RNA editing in early embryogenesis
RNA editing refers to the post-transcriptional modification of RNA sequences, the most common form of which is A-to-I conversion that occurs through the deamination of adenosine (A) at the C6 position, converting it to an inosine (I). In humans, the misregulation of A-to-I RNA editing in somatic tissues may lead to neurological and metabolic disorders, autoimmune diseases, and cancer. A mode of post-transcriptional gene regulation, such as RNA modification, would nicely fit into the scenario that occurs at the earliest stages of embryonic development, during which the embryo contains an abundant supply of maternal mRNAs and zygotic transcription is still absent. Surprisingly, despite this, RNA editing has been seldom considered in the context of embryonic development.

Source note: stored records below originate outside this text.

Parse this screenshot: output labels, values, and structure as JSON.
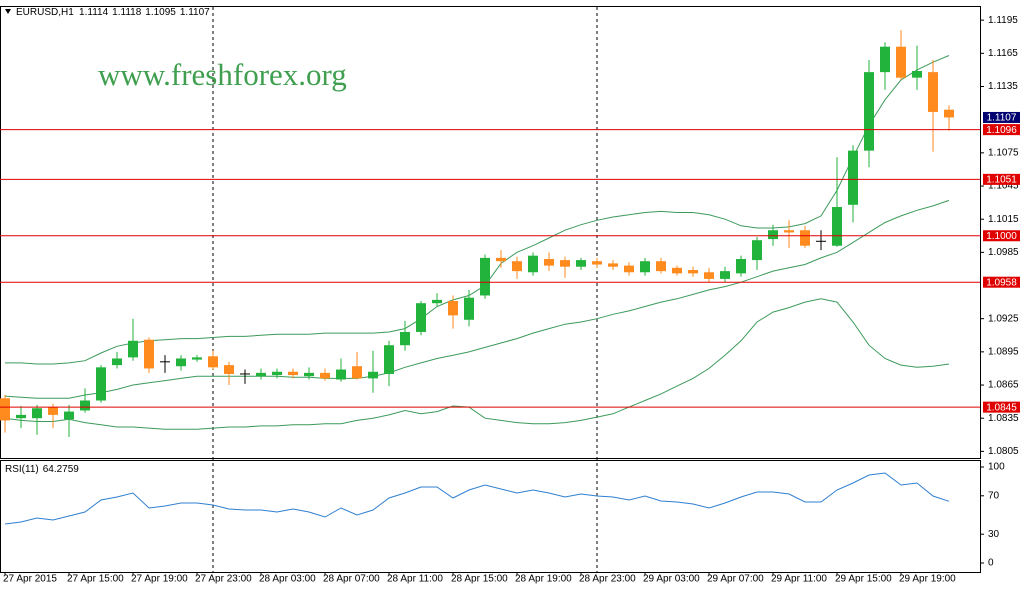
{
  "chart_data": [
    {
      "type": "candlestick",
      "title": "EURUSD,H1",
      "annotation": "www.freshforex.org",
      "categories": [
        "27 Apr 2015",
        null,
        null,
        null,
        "27 Apr 15:00",
        null,
        null,
        null,
        "27 Apr 19:00",
        null,
        null,
        null,
        "27 Apr 23:00",
        null,
        null,
        null,
        "28 Apr 03:00",
        null,
        null,
        null,
        "28 Apr 07:00",
        null,
        null,
        null,
        "28 Apr 11:00",
        null,
        null,
        null,
        "28 Apr 15:00",
        null,
        null,
        null,
        "28 Apr 19:00",
        null,
        null,
        null,
        "28 Apr 23:00",
        null,
        null,
        null,
        "29 Apr 03:00",
        null,
        null,
        null,
        "29 Apr 07:00",
        null,
        null,
        null,
        "29 Apr 11:00",
        null,
        null,
        null,
        "29 Apr 15:00",
        null,
        null,
        null,
        "29 Apr 19:00",
        null,
        null,
        null
      ],
      "open": [
        1.0853,
        1.0835,
        1.0835,
        1.0845,
        1.0834,
        1.0842,
        1.0851,
        1.0883,
        1.089,
        1.0906,
        1.0886,
        1.0882,
        1.0888,
        1.0891,
        1.0883,
        1.0875,
        1.0873,
        1.0874,
        1.0877,
        1.0873,
        1.0876,
        1.087,
        1.0882,
        1.0871,
        1.0875,
        1.0901,
        1.0913,
        1.0939,
        1.0941,
        1.0924,
        1.0946,
        1.098,
        1.0977,
        1.0967,
        1.0979,
        1.0978,
        1.0972,
        1.0977,
        1.0975,
        1.0973,
        1.0967,
        1.0977,
        1.0971,
        1.0969,
        1.0967,
        1.0961,
        1.0966,
        1.0978,
        1.0997,
        1.1005,
        1.1005,
        1.0995,
        1.0991,
        1.1028,
        1.1077,
        1.1148,
        1.1171,
        1.1143,
        1.1148,
        1.1114
      ],
      "high": [
        1.0856,
        1.0846,
        1.0847,
        1.0848,
        1.0847,
        1.0862,
        1.0883,
        1.0895,
        1.0925,
        1.0908,
        1.0892,
        1.0892,
        1.0892,
        1.0896,
        1.0886,
        1.0879,
        1.088,
        1.088,
        1.088,
        1.0881,
        1.088,
        1.0889,
        1.0895,
        1.0896,
        1.0905,
        1.0923,
        1.0941,
        1.0948,
        1.0946,
        1.0951,
        1.0983,
        1.0987,
        1.0981,
        1.0985,
        1.0985,
        1.0981,
        1.098,
        1.098,
        1.0978,
        1.0976,
        1.098,
        1.098,
        1.0973,
        1.0972,
        1.0971,
        1.0972,
        1.0982,
        1.0999,
        1.101,
        1.1014,
        1.1009,
        1.1005,
        1.1071,
        1.1082,
        1.1159,
        1.1175,
        1.1186,
        1.1172,
        1.1159,
        1.1118
      ],
      "low": [
        1.0822,
        1.0826,
        1.082,
        1.0826,
        1.0818,
        1.084,
        1.0849,
        1.088,
        1.0887,
        1.0876,
        1.0876,
        1.0878,
        1.0886,
        1.0879,
        1.0865,
        1.0866,
        1.087,
        1.0871,
        1.0871,
        1.087,
        1.0869,
        1.0868,
        1.087,
        1.0858,
        1.0864,
        1.0896,
        1.091,
        1.0936,
        1.0916,
        1.0918,
        1.0943,
        1.0971,
        1.0961,
        1.0964,
        1.0968,
        1.0962,
        1.0969,
        1.0971,
        1.0969,
        1.0964,
        1.0964,
        1.0966,
        1.0964,
        1.0963,
        1.0958,
        1.0958,
        1.0963,
        1.0969,
        1.0991,
        1.0989,
        1.0989,
        1.0987,
        1.099,
        1.1012,
        1.1062,
        1.1132,
        1.1141,
        1.1132,
        1.1076,
        1.1095
      ],
      "close": [
        1.0833,
        1.0838,
        1.0844,
        1.0838,
        1.0841,
        1.0851,
        1.0881,
        1.0889,
        1.0905,
        1.088,
        1.0886,
        1.0889,
        1.089,
        1.0881,
        1.0875,
        1.0875,
        1.0876,
        1.0877,
        1.0874,
        1.0876,
        1.0871,
        1.0879,
        1.0871,
        1.0877,
        1.0901,
        1.0913,
        1.0939,
        1.0942,
        1.0928,
        1.0944,
        1.098,
        1.0977,
        1.0968,
        1.0982,
        1.0973,
        1.0972,
        1.0978,
        1.0974,
        1.0972,
        1.0967,
        1.0977,
        1.0968,
        1.0966,
        1.0966,
        1.0961,
        1.0968,
        1.0979,
        1.0996,
        1.1005,
        1.1003,
        1.0991,
        1.0995,
        1.1026,
        1.1077,
        1.1148,
        1.1171,
        1.1143,
        1.1149,
        1.1112,
        1.1107
      ],
      "up_color": "#22b33c",
      "down_color": "#ff8a1e",
      "doji_color": "#000000",
      "overlays": [
        {
          "color": "#3c9a5a",
          "values": [
            1.0885,
            1.0885,
            1.0884,
            1.0884,
            1.0885,
            1.0887,
            1.0894,
            1.09,
            1.0903,
            1.0905,
            1.0906,
            1.0907,
            1.0907,
            1.0908,
            1.0909,
            1.0909,
            1.091,
            1.0911,
            1.0911,
            1.0911,
            1.0912,
            1.0912,
            1.0912,
            1.0912,
            1.0913,
            1.0916,
            1.0925,
            1.0936,
            1.0942,
            1.0946,
            1.0955,
            1.0975,
            1.0985,
            1.0991,
            1.0998,
            1.1005,
            1.101,
            1.1014,
            1.1017,
            1.1019,
            1.1021,
            1.1022,
            1.1021,
            1.1021,
            1.1019,
            1.1015,
            1.1009,
            1.1007,
            1.1007,
            1.1008,
            1.1011,
            1.1018,
            1.1041,
            1.1071,
            1.11,
            1.1123,
            1.1141,
            1.115,
            1.1157,
            1.1163
          ]
        },
        {
          "color": "#3c9a5a",
          "values": [
            1.0855,
            1.0854,
            1.0853,
            1.0853,
            1.0853,
            1.0856,
            1.0858,
            1.0861,
            1.0865,
            1.0867,
            1.0869,
            1.0871,
            1.0873,
            1.0873,
            1.0873,
            1.0873,
            1.0873,
            1.0873,
            1.0872,
            1.0872,
            1.0871,
            1.0871,
            1.0871,
            1.0873,
            1.0876,
            1.0881,
            1.0885,
            1.0889,
            1.0892,
            1.0895,
            1.0899,
            1.0903,
            1.0907,
            1.0912,
            1.0916,
            1.092,
            1.0922,
            1.0925,
            1.0929,
            1.0932,
            1.0936,
            1.094,
            1.0943,
            1.0947,
            1.0951,
            1.0954,
            1.0958,
            1.0963,
            1.0968,
            1.0971,
            1.0974,
            1.098,
            1.0985,
            1.0994,
            1.1003,
            1.1012,
            1.1018,
            1.1023,
            1.1027,
            1.1032
          ]
        },
        {
          "color": "#3c9a5a",
          "values": [
            1.0835,
            1.0833,
            1.0832,
            1.0832,
            1.0834,
            1.0831,
            1.0829,
            1.0827,
            1.0827,
            1.0826,
            1.0825,
            1.0825,
            1.0825,
            1.0826,
            1.0827,
            1.0827,
            1.0828,
            1.0828,
            1.0829,
            1.0829,
            1.083,
            1.083,
            1.0833,
            1.0835,
            1.0838,
            1.0842,
            1.0839,
            1.0841,
            1.0846,
            1.0845,
            1.0835,
            1.0833,
            1.0831,
            1.083,
            1.083,
            1.0831,
            1.0833,
            1.0836,
            1.0839,
            1.0845,
            1.0851,
            1.0857,
            1.0864,
            1.0871,
            1.088,
            1.0892,
            1.0905,
            1.0922,
            1.0931,
            1.0935,
            1.094,
            1.0943,
            1.094,
            1.0922,
            1.0901,
            1.0889,
            1.0883,
            1.0881,
            1.0882,
            1.0884
          ]
        }
      ],
      "levels": [
        1.1096,
        1.1051,
        {
          "value": 1.1,
          "label": "1.1000"
        },
        1.0958,
        1.0845
      ],
      "level_color": "#e00000",
      "last_price_color": "#000070",
      "ylim": [
        1.0799,
        1.1206
      ],
      "yticks": [
        1.1195,
        1.1165,
        1.1135,
        1.1075,
        1.1045,
        1.1015,
        1.0985,
        1.0925,
        1.0895,
        1.0865,
        1.0835,
        1.0805
      ]
    },
    {
      "type": "line",
      "title": "RSI(11)",
      "color": "#2f7fd0",
      "values": [
        40.6,
        42.7,
        46.9,
        44.8,
        49.0,
        53.1,
        65.6,
        68.8,
        72.9,
        57.3,
        59.4,
        62.5,
        62.5,
        60.4,
        56.3,
        55.2,
        55.2,
        53.1,
        56.3,
        53.1,
        47.9,
        57.3,
        50.0,
        55.2,
        67.7,
        72.9,
        79.2,
        79.2,
        67.7,
        76.0,
        81.3,
        77.1,
        72.9,
        76.0,
        72.9,
        68.8,
        71.9,
        69.8,
        68.8,
        65.6,
        69.8,
        64.6,
        63.5,
        61.5,
        57.3,
        62.5,
        68.8,
        74.0,
        74.0,
        71.9,
        63.5,
        63.5,
        76.0,
        83.3,
        91.7,
        93.8,
        81.3,
        83.3,
        69.8,
        64.2759
      ],
      "ylim": [
        0,
        100
      ],
      "yticks": [
        100,
        70,
        30,
        0
      ]
    }
  ]
}
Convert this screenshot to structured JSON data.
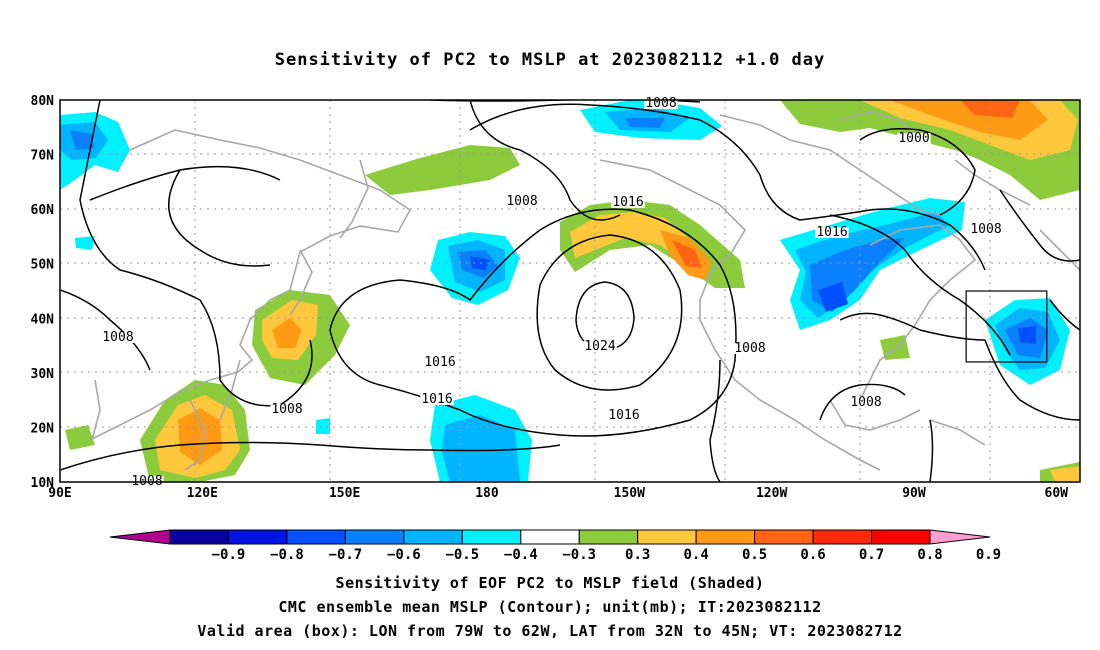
{
  "title": "Sensitivity of PC2 to MSLP at 2023082112 +1.0 day",
  "map": {
    "lon_labels": [
      {
        "lon": 90,
        "text": "90E"
      },
      {
        "lon": 120,
        "text": "120E"
      },
      {
        "lon": 150,
        "text": "150E"
      },
      {
        "lon": 180,
        "text": "180"
      },
      {
        "lon": 210,
        "text": "150W"
      },
      {
        "lon": 240,
        "text": "120W"
      },
      {
        "lon": 270,
        "text": "90W"
      },
      {
        "lon": 300,
        "text": "60W"
      }
    ],
    "lat_labels": [
      {
        "lat": 80,
        "text": "80N"
      },
      {
        "lat": 70,
        "text": "70N"
      },
      {
        "lat": 60,
        "text": "60N"
      },
      {
        "lat": 50,
        "text": "50N"
      },
      {
        "lat": 40,
        "text": "40N"
      },
      {
        "lat": 30,
        "text": "30N"
      },
      {
        "lat": 20,
        "text": "20N"
      },
      {
        "lat": 10,
        "text": "10N"
      }
    ],
    "contour_labels": [
      "1008",
      "1000",
      "1008",
      "1016",
      "1016",
      "1008",
      "1008",
      "1016",
      "1024",
      "1008",
      "1008",
      "1016",
      "1016",
      "1008",
      "1008"
    ],
    "valid_box": {
      "lon_min": 281,
      "lon_max": 298,
      "lat_min": 32,
      "lat_max": 45
    }
  },
  "colorbar": {
    "labels": [
      "-0.9",
      "-0.8",
      "-0.7",
      "-0.6",
      "-0.5",
      "-0.4",
      "-0.3",
      "0.3",
      "0.4",
      "0.5",
      "0.6",
      "0.7",
      "0.8",
      "0.9"
    ],
    "colors": [
      "#b00090",
      "#0a00a0",
      "#0014e6",
      "#0050ff",
      "#0a80ff",
      "#00b4ff",
      "#00f0ff",
      "#ffffff",
      "#8ccc3c",
      "#ffc83c",
      "#ff9a14",
      "#ff6414",
      "#ff2a0a",
      "#ff0000",
      "#ff9ed2"
    ]
  },
  "captions": {
    "line1": "Sensitivity of EOF PC2 to MSLP field (Shaded)",
    "line2": "CMC ensemble mean MSLP (Contour); unit(mb); IT:2023082112",
    "line3": "Valid area (box): LON from 79W to 62W, LAT from 32N to 45N; VT: 2023082712"
  }
}
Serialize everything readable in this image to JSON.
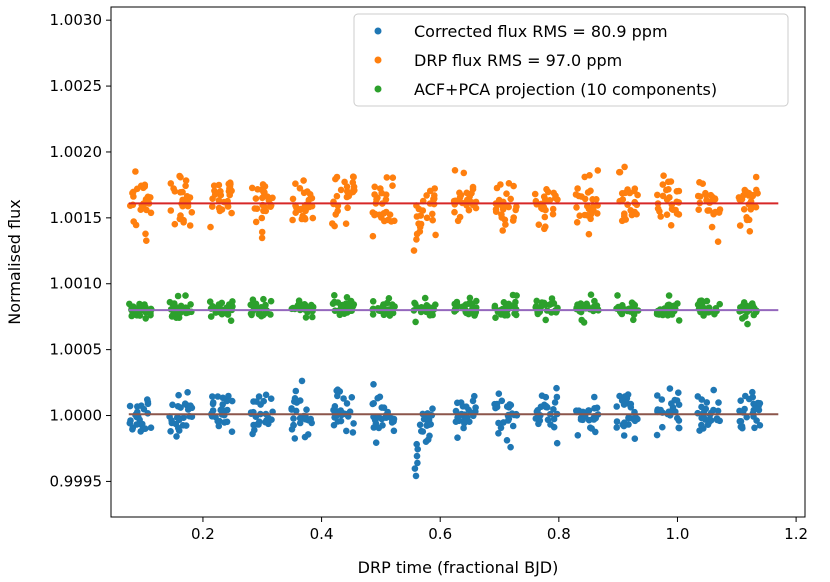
{
  "chart_data": {
    "type": "scatter",
    "title": "",
    "xlabel": "DRP time (fractional BJD)",
    "ylabel": "Normalised flux",
    "xlim": [
      0.045,
      1.215
    ],
    "ylim": [
      0.99923,
      1.0031
    ],
    "xticks": [
      0.2,
      0.4,
      0.6,
      0.8,
      1.0,
      1.2
    ],
    "xtick_labels": [
      "0.2",
      "0.4",
      "0.6",
      "0.8",
      "1.0",
      "1.2"
    ],
    "yticks": [
      0.9995,
      1.0,
      1.0005,
      1.001,
      1.0015,
      1.002,
      1.0025,
      1.003
    ],
    "ytick_labels": [
      "0.9995",
      "1.0000",
      "1.0005",
      "1.0010",
      "1.0015",
      "1.0020",
      "1.0025",
      "1.0030"
    ],
    "grid": false,
    "legend_position": "top-right",
    "time_range": [
      0.075,
      1.17
    ],
    "orbit_period": 0.0685,
    "visit_window": 0.038,
    "series": [
      {
        "name": "Corrected flux RMS =  80.9 ppm",
        "color": "#1f77b4",
        "level": 1.00001,
        "rms": 8.09e-05,
        "transit_depth": 0.00037,
        "transit_center": 0.548,
        "transit_width": 0.018,
        "seed": 11
      },
      {
        "name": "DRP flux RMS =  97.0 ppm",
        "color": "#ff7f0e",
        "level": 1.00161,
        "rms": 9.7e-05,
        "transit_depth": 0.00037,
        "transit_center": 0.548,
        "transit_width": 0.018,
        "seed": 23
      },
      {
        "name": "ACF+PCA projection (10 components)",
        "color": "#2ca02c",
        "level": 1.00081,
        "rms": 3.5e-05,
        "transit_depth": 0,
        "transit_center": 0.548,
        "transit_width": 0.018,
        "seed": 37
      }
    ],
    "fit_lines": [
      {
        "name": "corrected-model",
        "color": "#8c564b",
        "y": 1.00001,
        "x": [
          0.075,
          1.17
        ]
      },
      {
        "name": "drp-model",
        "color": "#d62728",
        "y": 1.00161,
        "x": [
          0.075,
          1.17
        ]
      },
      {
        "name": "projection-model",
        "color": "#9467bd",
        "y": 1.0008,
        "x": [
          0.075,
          1.17
        ]
      }
    ]
  }
}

Two paralogs of the A-to-I RNA editing enzyme, adar and adarb1, are present in the form of maternally deposited transcript at the earliest stages of development (Winata et al., Development, 2018). To reliably detect RNA editing events, we developed a new and improved method for RNA editing discovery. Our preliminary analyses suggested the presence of RNA editing in both maternally deposited and zygotic transcripts. Currently, we have generated a zebrafish mutant line for the adar gene using CRISPR/Cas9. This line will be used for more detailed functional studies of RNA editing. Furthermore, we are also attempting to identify a correlation between editing and structure through the prediction of secondary structures in conserved domains in selected mRNA candidates that will be identified through comparative transcriptome analyses with several closely related fish species from the Carp family.